AFAIK nothing clear appeared and I am confused how this topic died. I would expect at least Russia to keep talking about this and release something if anything close to actual proof would appear.

If hypothetically this attack was actually ordered from Ukraine, is there any evidence that Russia could realistically obtain and present that would convince you of that, assuming Western media and governments just stuck to the line that it was independent ISIS adherents?

In this case it is relatively tricky. And it is price they are paying for very low quality of courts.

Though for NS providing some evidence should be feasible.

There was this cluster of reports carried by the WaPo and most major German papers. The Russian reaction at the time was that this is a lizard-cutting-off-its-tail release meant to pin it on "rogue elements in Ukraine that nobody with agency can be held responsible for" and the operation was actually executed with US backing. The reaction was mokusatsued in Western media.

If hypothetically this attack was actually ordered from Ukraine, is there any evidence that Russia could realistically obtain and present that would convince you of that

Maybe, but it would have to be something that cannot be faked or coerced, like a confession from a Ukrainian planner made while he and his family are in safety, not in Russia. Other than that... well, suffice it to say that I do not trust either the Kiev government or the Moscow government when they say anything that is less obvious than "the sky is blue" or "2 + 2 = 4".

I am pretty neutral in this war, so I feel that for whatever my intuition is worth, it is at least probably not much biased by partisanship. And in the absence of strong evidence that Ukraine either did it or that someone else clearly is behind planning it, I default to my cost-benefit analysis, which says that it makes no sense for Ukraine and it does not really fit their usual modus operandi (as far as I know, they usually find Slavs instead of people of Muslim ethnicities for assassinations in Russia, probably precisely because that is much much easier to present or spin as a case of "disaffected freedom fighter wants to strike a blow against Putin's regime" than using Muslims would be, since it would be a very hard sell to present Muslim militants as being chiefly driven by the kind of liberalism that Westerners like).

Of course nations do not always behave rationally, and you make a good point about Nord Stream 2. I would never have thought that the Ukrainians would risk doing something like that. However, I still think that a jihadi-type attack on civilians, without even the shred of a plausible military target, has significantly worse optics in Western eyes than either blowing up Nord Stream 2 or killing civilians as part of an assassination that targets some Russian pro-war figure.

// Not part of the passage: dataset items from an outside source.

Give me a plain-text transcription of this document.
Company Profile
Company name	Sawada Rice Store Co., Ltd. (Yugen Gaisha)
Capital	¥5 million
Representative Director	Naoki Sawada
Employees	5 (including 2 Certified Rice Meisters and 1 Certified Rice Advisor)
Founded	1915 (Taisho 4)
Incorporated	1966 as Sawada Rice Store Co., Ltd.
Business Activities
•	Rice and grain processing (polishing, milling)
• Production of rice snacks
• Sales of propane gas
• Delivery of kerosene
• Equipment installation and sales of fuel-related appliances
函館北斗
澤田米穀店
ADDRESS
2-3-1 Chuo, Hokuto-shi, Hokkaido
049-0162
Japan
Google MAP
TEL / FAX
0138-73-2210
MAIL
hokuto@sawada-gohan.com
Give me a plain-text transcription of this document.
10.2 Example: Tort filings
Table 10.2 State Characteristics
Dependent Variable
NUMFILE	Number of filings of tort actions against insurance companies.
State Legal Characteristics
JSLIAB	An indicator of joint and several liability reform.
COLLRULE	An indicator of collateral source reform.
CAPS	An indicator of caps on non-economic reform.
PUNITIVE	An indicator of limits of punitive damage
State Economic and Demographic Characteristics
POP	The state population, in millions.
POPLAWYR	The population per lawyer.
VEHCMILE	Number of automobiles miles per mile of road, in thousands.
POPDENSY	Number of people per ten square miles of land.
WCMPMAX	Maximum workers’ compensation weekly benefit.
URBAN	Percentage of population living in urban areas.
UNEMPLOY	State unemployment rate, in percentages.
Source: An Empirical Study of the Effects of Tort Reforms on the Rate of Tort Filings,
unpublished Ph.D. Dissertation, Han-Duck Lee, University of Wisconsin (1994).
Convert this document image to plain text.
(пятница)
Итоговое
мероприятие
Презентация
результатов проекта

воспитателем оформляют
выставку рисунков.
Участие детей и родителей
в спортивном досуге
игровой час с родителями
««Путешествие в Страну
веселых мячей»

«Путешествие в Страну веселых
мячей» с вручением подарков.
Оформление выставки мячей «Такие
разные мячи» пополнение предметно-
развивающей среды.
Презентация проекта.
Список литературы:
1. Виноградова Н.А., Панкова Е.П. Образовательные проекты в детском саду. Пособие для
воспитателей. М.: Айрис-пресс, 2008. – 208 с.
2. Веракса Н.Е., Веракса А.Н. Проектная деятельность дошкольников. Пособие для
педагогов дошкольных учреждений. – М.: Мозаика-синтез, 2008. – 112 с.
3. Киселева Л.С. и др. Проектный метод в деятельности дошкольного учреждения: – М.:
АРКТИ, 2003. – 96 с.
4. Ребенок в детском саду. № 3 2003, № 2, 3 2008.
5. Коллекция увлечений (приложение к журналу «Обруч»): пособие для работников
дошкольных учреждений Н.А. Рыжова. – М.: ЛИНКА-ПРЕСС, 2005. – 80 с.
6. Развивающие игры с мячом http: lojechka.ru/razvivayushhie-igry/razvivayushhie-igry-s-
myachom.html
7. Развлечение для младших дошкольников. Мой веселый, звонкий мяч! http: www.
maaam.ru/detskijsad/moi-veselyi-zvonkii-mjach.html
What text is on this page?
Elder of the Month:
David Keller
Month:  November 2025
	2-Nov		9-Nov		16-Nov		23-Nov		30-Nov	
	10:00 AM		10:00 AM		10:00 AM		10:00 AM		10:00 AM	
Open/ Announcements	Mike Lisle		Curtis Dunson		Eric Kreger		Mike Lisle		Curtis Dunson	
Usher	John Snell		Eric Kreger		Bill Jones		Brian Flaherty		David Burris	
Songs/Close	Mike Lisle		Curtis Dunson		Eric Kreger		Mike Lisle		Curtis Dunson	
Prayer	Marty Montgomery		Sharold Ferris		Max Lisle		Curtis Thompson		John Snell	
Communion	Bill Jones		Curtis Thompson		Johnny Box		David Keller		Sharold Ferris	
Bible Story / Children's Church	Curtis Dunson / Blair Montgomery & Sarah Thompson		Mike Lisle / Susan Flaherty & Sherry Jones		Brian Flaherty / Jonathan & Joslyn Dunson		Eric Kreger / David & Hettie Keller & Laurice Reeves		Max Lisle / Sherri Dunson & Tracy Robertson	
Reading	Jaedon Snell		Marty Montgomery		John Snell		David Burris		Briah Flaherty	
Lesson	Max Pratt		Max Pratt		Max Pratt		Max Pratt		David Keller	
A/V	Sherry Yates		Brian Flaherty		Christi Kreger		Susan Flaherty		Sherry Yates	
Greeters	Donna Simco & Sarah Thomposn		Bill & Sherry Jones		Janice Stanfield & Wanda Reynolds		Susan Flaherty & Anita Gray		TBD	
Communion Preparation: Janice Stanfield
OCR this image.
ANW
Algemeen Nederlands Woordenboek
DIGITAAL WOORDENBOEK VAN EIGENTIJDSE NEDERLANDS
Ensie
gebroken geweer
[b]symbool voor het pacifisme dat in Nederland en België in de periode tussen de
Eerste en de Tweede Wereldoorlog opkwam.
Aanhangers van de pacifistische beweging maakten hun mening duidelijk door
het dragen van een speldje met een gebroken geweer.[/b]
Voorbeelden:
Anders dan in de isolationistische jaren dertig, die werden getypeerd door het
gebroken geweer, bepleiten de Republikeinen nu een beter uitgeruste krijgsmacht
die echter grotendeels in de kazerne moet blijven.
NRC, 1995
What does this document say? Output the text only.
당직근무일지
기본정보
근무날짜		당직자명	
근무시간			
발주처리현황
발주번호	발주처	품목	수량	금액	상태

That said, I never thought Russia would invade in 2022 to begin with because I overestimated the degree to which Putin would be deterred from such a course by the risk of losing the gas and oil trade with Europe. And as I already mentioned, I did not think that the Ukrainians would risk something like the attack on Nord Stream 2. So my track record is bad and I seem to have a tendency to underestimate people's risk tolerance.

For now, I can at least say that all presented evidence pointing at the Ukrainians is not sufficient to convince a neutral observer like myself, and my intuition is "this doesn't seem like the Ukrainians' typical style". But who knows.